Foto: Spacer - Julita
A Dona Honestidade encontrou, um certo acaso, a Menina Imaginação - Sãozinha, para os que a conheciam de berço e de afeto. Havia muito tempo que não se viam e ela tinha crescido - por isso a D. Honestidade abriu muito os olhos, entre admirada e certificadora da verdade; em reconhecimento, enfim, que o tempo, às vezes, faz gato-sapato da memória de gente... bem, digamos, antiga. De certa idade. Velhota. Mas, sim, era mesmo a menina Sãozinha, aquela jovem alta, de porte altivo (sempre a conhecera com a cabeça nas nuvens, mas não tão literalmente...), vestida com roupas audaciosamente espampanantes, cheias de folhos, cores, laços e rendinhas de todos os graus de delicadeza.
- Sãozinha!!... Como é possível? Nem te reconhecia, estás tão crescida!
- Imaginação, se faz favor. Sãozinha é um diminutivo carinhoso que, em pequena, até me ficava bem. Mas agora, D. Honestidade, julgo inadequado. Cresci, sim, conquistei o mundo, sou muito importante, bem-sucedida, tenho o mundo a meus pés – disse a jovem, de nariz bem empinado.
- Ah. Sim. E a cabeça nas nuvens. – retrucou a respeitosa senhora, rindo sem maldade, apenas franqueza. – Então, conta, como conseguiste tanto sucesso?...
- Vendo Felicidade.
- Vendes Felicidade? Mas isso é lá coisa que se venda?! Aliás, Felicidade nem sequer existe!
- Ai, que mania, D. Honestidade! “Vendo” de ver, valham-me todas as virtudes. VEJO felicidade em tudo que existe, invento mundos meus, pinto a manta, uso óculos cor-de-rosa, quando é preciso, ou azuis, ou amarelos, ou cor-de-gato-a-fugir, conforme a necessidade. Vejo e tento fazer ver aos outros.
Aí, a D. Honestidade franziu as rugas todas.
- Mas isso é fingimento, é ilusão, pode até raiar a desonestidade!

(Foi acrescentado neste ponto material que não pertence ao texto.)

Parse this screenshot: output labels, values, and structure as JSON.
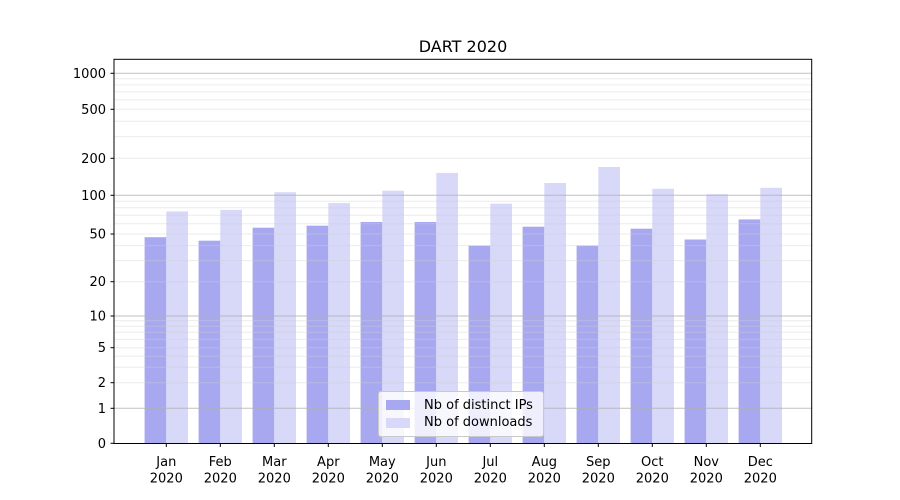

- Desonestidade, não! Uso a fantasia, sim, não nego, a meu favor e a favor dos outros. Tento poupar as pessoas da crueza da verdade, às vezes, sim. Há quem me chame mentirosa, mas, esses, acreditam que Felicidade é Verdade. Não é. Felicidade é um lugar que eu crio dentro do mundo, dentro de um Momento. É a força dentro da Coragem. É o êxtase dentro da Alegria. É a humildade dentro da Gratidão. É o cuidado, dentro da Verdade. É a fuga, dentro do Sonho... enfim, é o jardim que a D. Honestidade tem atrás de sua casa, sem saber.

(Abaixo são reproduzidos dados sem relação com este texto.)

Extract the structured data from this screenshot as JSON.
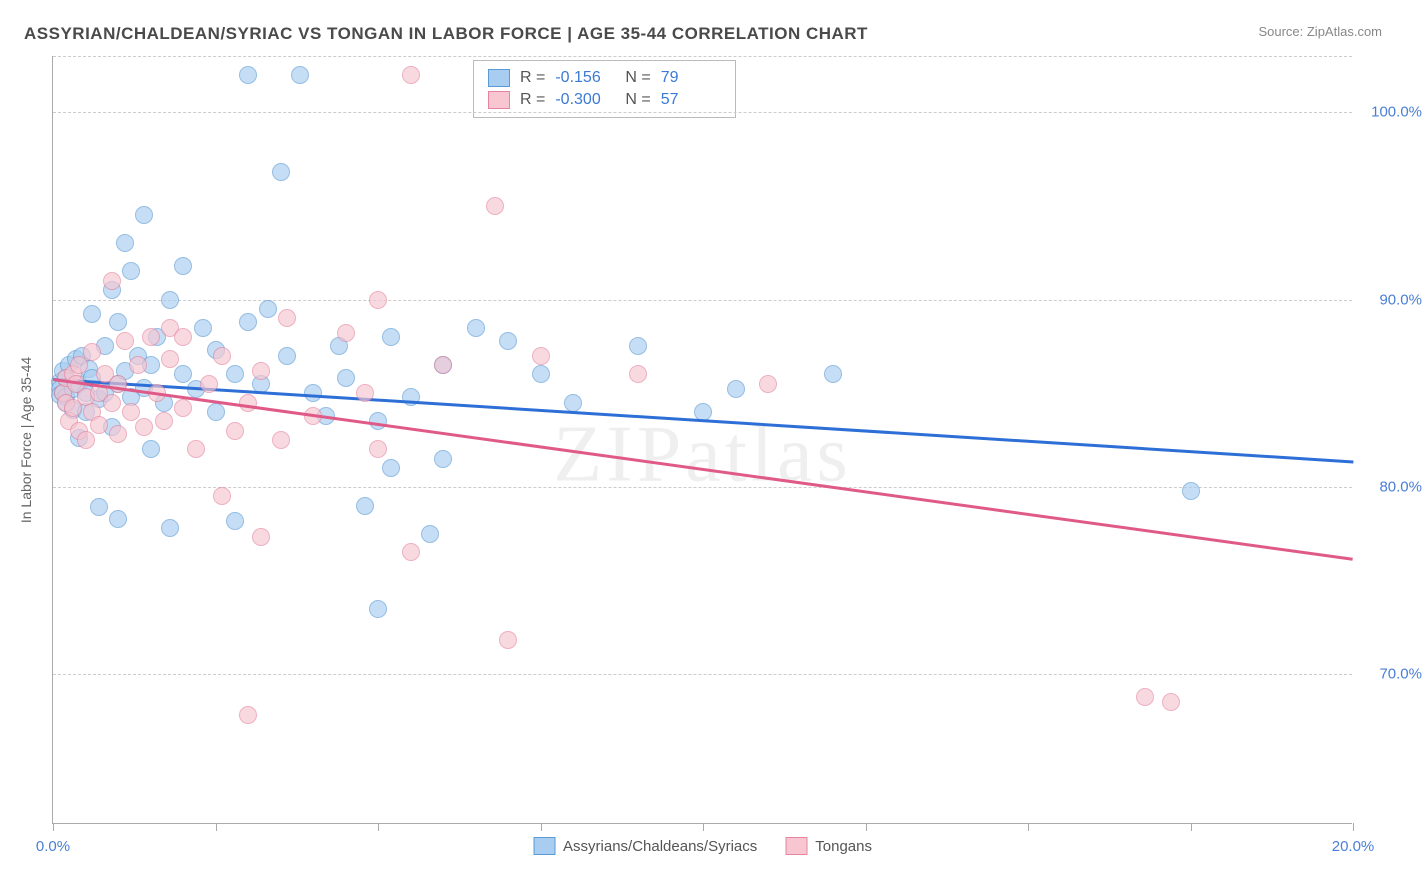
{
  "title": "ASSYRIAN/CHALDEAN/SYRIAC VS TONGAN IN LABOR FORCE | AGE 35-44 CORRELATION CHART",
  "source": "Source: ZipAtlas.com",
  "watermark": "ZIPatlas",
  "y_axis_label": "In Labor Force | Age 35-44",
  "chart": {
    "type": "scatter",
    "xlim": [
      0,
      20
    ],
    "ylim": [
      62,
      103
    ],
    "x_ticks": [
      0,
      2.5,
      5,
      7.5,
      10,
      12.5,
      15,
      17.5,
      20
    ],
    "x_tick_labels": {
      "0": "0.0%",
      "20": "20.0%"
    },
    "y_gridlines": [
      70,
      80,
      90,
      100,
      103
    ],
    "y_tick_labels": {
      "70": "70.0%",
      "80": "80.0%",
      "90": "90.0%",
      "100": "100.0%"
    },
    "background_color": "#ffffff",
    "grid_color": "#cccccc",
    "axis_color": "#aaaaaa",
    "point_radius": 9,
    "series": [
      {
        "name": "Assyrians/Chaldeans/Syriacs",
        "fill": "#a8cdf0",
        "stroke": "#5b9bd5",
        "trend_color": "#2d6fd6",
        "r": -0.156,
        "n": 79,
        "trend": {
          "x1": 0,
          "y1": 85.8,
          "x2": 20,
          "y2": 81.4
        },
        "points": [
          [
            0.1,
            85.6
          ],
          [
            0.1,
            85.2
          ],
          [
            0.1,
            84.9
          ],
          [
            0.15,
            86.2
          ],
          [
            0.15,
            85.0
          ],
          [
            0.2,
            85.8
          ],
          [
            0.2,
            84.8
          ],
          [
            0.2,
            84.5
          ],
          [
            0.25,
            86.5
          ],
          [
            0.3,
            85.2
          ],
          [
            0.3,
            84.1
          ],
          [
            0.35,
            86.8
          ],
          [
            0.4,
            85.5
          ],
          [
            0.4,
            82.6
          ],
          [
            0.45,
            87.0
          ],
          [
            0.5,
            85.0
          ],
          [
            0.5,
            84.0
          ],
          [
            0.55,
            86.3
          ],
          [
            0.6,
            89.2
          ],
          [
            0.6,
            85.8
          ],
          [
            0.7,
            84.7
          ],
          [
            0.7,
            78.9
          ],
          [
            0.8,
            87.5
          ],
          [
            0.8,
            85.0
          ],
          [
            0.9,
            90.5
          ],
          [
            0.9,
            83.2
          ],
          [
            1.0,
            88.8
          ],
          [
            1.0,
            85.5
          ],
          [
            1.0,
            78.3
          ],
          [
            1.1,
            93.0
          ],
          [
            1.1,
            86.2
          ],
          [
            1.2,
            91.5
          ],
          [
            1.2,
            84.8
          ],
          [
            1.3,
            87.0
          ],
          [
            1.4,
            85.3
          ],
          [
            1.4,
            94.5
          ],
          [
            1.5,
            86.5
          ],
          [
            1.5,
            82.0
          ],
          [
            1.6,
            88.0
          ],
          [
            1.7,
            84.5
          ],
          [
            1.8,
            90.0
          ],
          [
            1.8,
            77.8
          ],
          [
            2.0,
            86.0
          ],
          [
            2.0,
            91.8
          ],
          [
            2.2,
            85.2
          ],
          [
            2.3,
            88.5
          ],
          [
            2.5,
            84.0
          ],
          [
            2.5,
            87.3
          ],
          [
            2.8,
            86.0
          ],
          [
            2.8,
            78.2
          ],
          [
            3.0,
            88.8
          ],
          [
            3.0,
            102.0
          ],
          [
            3.2,
            85.5
          ],
          [
            3.3,
            89.5
          ],
          [
            3.5,
            96.8
          ],
          [
            3.6,
            87.0
          ],
          [
            3.8,
            102.0
          ],
          [
            4.0,
            85.0
          ],
          [
            4.2,
            83.8
          ],
          [
            4.4,
            87.5
          ],
          [
            4.5,
            85.8
          ],
          [
            4.8,
            79.0
          ],
          [
            5.0,
            83.5
          ],
          [
            5.0,
            73.5
          ],
          [
            5.2,
            88.0
          ],
          [
            5.2,
            81.0
          ],
          [
            5.5,
            84.8
          ],
          [
            5.8,
            77.5
          ],
          [
            6.0,
            86.5
          ],
          [
            6.0,
            81.5
          ],
          [
            6.5,
            88.5
          ],
          [
            7.0,
            87.8
          ],
          [
            7.5,
            86.0
          ],
          [
            8.0,
            84.5
          ],
          [
            9.0,
            87.5
          ],
          [
            10.0,
            84.0
          ],
          [
            10.5,
            85.2
          ],
          [
            12.0,
            86.0
          ],
          [
            17.5,
            79.8
          ]
        ]
      },
      {
        "name": "Tongans",
        "fill": "#f7c6d1",
        "stroke": "#e486a0",
        "trend_color": "#e05a88",
        "r": -0.3,
        "n": 57,
        "trend": {
          "x1": 0,
          "y1": 85.8,
          "x2": 20,
          "y2": 76.2
        },
        "points": [
          [
            0.15,
            85.0
          ],
          [
            0.2,
            84.5
          ],
          [
            0.2,
            85.8
          ],
          [
            0.25,
            83.5
          ],
          [
            0.3,
            86.0
          ],
          [
            0.3,
            84.2
          ],
          [
            0.35,
            85.5
          ],
          [
            0.4,
            83.0
          ],
          [
            0.4,
            86.5
          ],
          [
            0.5,
            84.8
          ],
          [
            0.5,
            82.5
          ],
          [
            0.6,
            87.2
          ],
          [
            0.6,
            84.0
          ],
          [
            0.7,
            85.0
          ],
          [
            0.7,
            83.3
          ],
          [
            0.8,
            86.0
          ],
          [
            0.9,
            84.5
          ],
          [
            0.9,
            91.0
          ],
          [
            1.0,
            82.8
          ],
          [
            1.0,
            85.5
          ],
          [
            1.1,
            87.8
          ],
          [
            1.2,
            84.0
          ],
          [
            1.3,
            86.5
          ],
          [
            1.4,
            83.2
          ],
          [
            1.5,
            88.0
          ],
          [
            1.6,
            85.0
          ],
          [
            1.7,
            83.5
          ],
          [
            1.8,
            86.8
          ],
          [
            1.8,
            88.5
          ],
          [
            2.0,
            84.2
          ],
          [
            2.0,
            88.0
          ],
          [
            2.2,
            82.0
          ],
          [
            2.4,
            85.5
          ],
          [
            2.6,
            87.0
          ],
          [
            2.6,
            79.5
          ],
          [
            2.8,
            83.0
          ],
          [
            3.0,
            67.8
          ],
          [
            3.0,
            84.5
          ],
          [
            3.2,
            86.2
          ],
          [
            3.2,
            77.3
          ],
          [
            3.5,
            82.5
          ],
          [
            3.6,
            89.0
          ],
          [
            4.0,
            83.8
          ],
          [
            4.5,
            88.2
          ],
          [
            4.8,
            85.0
          ],
          [
            5.0,
            82.0
          ],
          [
            5.0,
            90.0
          ],
          [
            5.5,
            102.0
          ],
          [
            5.5,
            76.5
          ],
          [
            6.0,
            86.5
          ],
          [
            6.8,
            95.0
          ],
          [
            7.0,
            71.8
          ],
          [
            7.5,
            87.0
          ],
          [
            9.0,
            86.0
          ],
          [
            11.0,
            85.5
          ],
          [
            16.8,
            68.8
          ],
          [
            17.2,
            68.5
          ]
        ]
      }
    ]
  },
  "legend_top_rows": [
    {
      "swatch_fill": "#a8cdf0",
      "swatch_stroke": "#5b9bd5",
      "r_label": "R =",
      "r_val": "-0.156",
      "n_label": "N =",
      "n_val": "79"
    },
    {
      "swatch_fill": "#f7c6d1",
      "swatch_stroke": "#e486a0",
      "r_label": "R =",
      "r_val": "-0.300",
      "n_label": "N =",
      "n_val": "57"
    }
  ],
  "legend_bottom": [
    {
      "swatch_fill": "#a8cdf0",
      "swatch_stroke": "#5b9bd5",
      "label": "Assyrians/Chaldeans/Syriacs"
    },
    {
      "swatch_fill": "#f7c6d1",
      "swatch_stroke": "#e486a0",
      "label": "Tongans"
    }
  ]
}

- Que jardim, menina?! Olha!... Logo eu, que trabalho de sol a sol, para ganhar o pão-de-cada-dia… tenho lá tempo para plantar flores!
- Plantou sim, um belo jardim, com as sementes que traz dos caminhos que calcorreia. Só que sou eu que o cuido, que o rego, que o mondo, que o podo e vou alindando, com pedrinhas de longe, e tesouros de perto: raios de sol, orvalho, chilreios de passarinhos, crianças brincando, borboletas, abelhinhas, enfim, coisinhas simples que tenho à mão.
- Ai, Sãozi…. Quer dizer, Imaginação: eu cá tenho os pés na terra, mas olho a direito, rege-me a verticalidade, a honradez, a verdade… e orgulho-me disso. Mas… bem, não me custa nada baixar os olhos e reconhecer em ti a honestidade das coisas belas e necessárias. Sim, sei do tal jardim. E apesar de nunca me ter dado a liberdade de lhe reconhecer os encantos, não penses tu que vou por aí pisando as margaridinhas – foi dizendo a honorável senhora, entre o ataque e a rendição, acabando num fio de voz límpida e macia.
- Oh, D. Honestidade… - acudiu, de mãos estendidas, a jovem Imaginação. – Eu sei, eu sei disso. Seria contra a sua nobre natureza não abrigar em si um pouco de condescendência pela fantasia, pela beleza, pela arte. E alguma fé no poder do sonho. E um natural carinho por mim que, afinal, conhece desde pequenina. Eu cresci consigo, sabe, tão ao seu lado que nem deu pela minha falta.
E, sorrindo, acrescentou:
- Imagine se desse…. Eu teria muita pena, honestamente.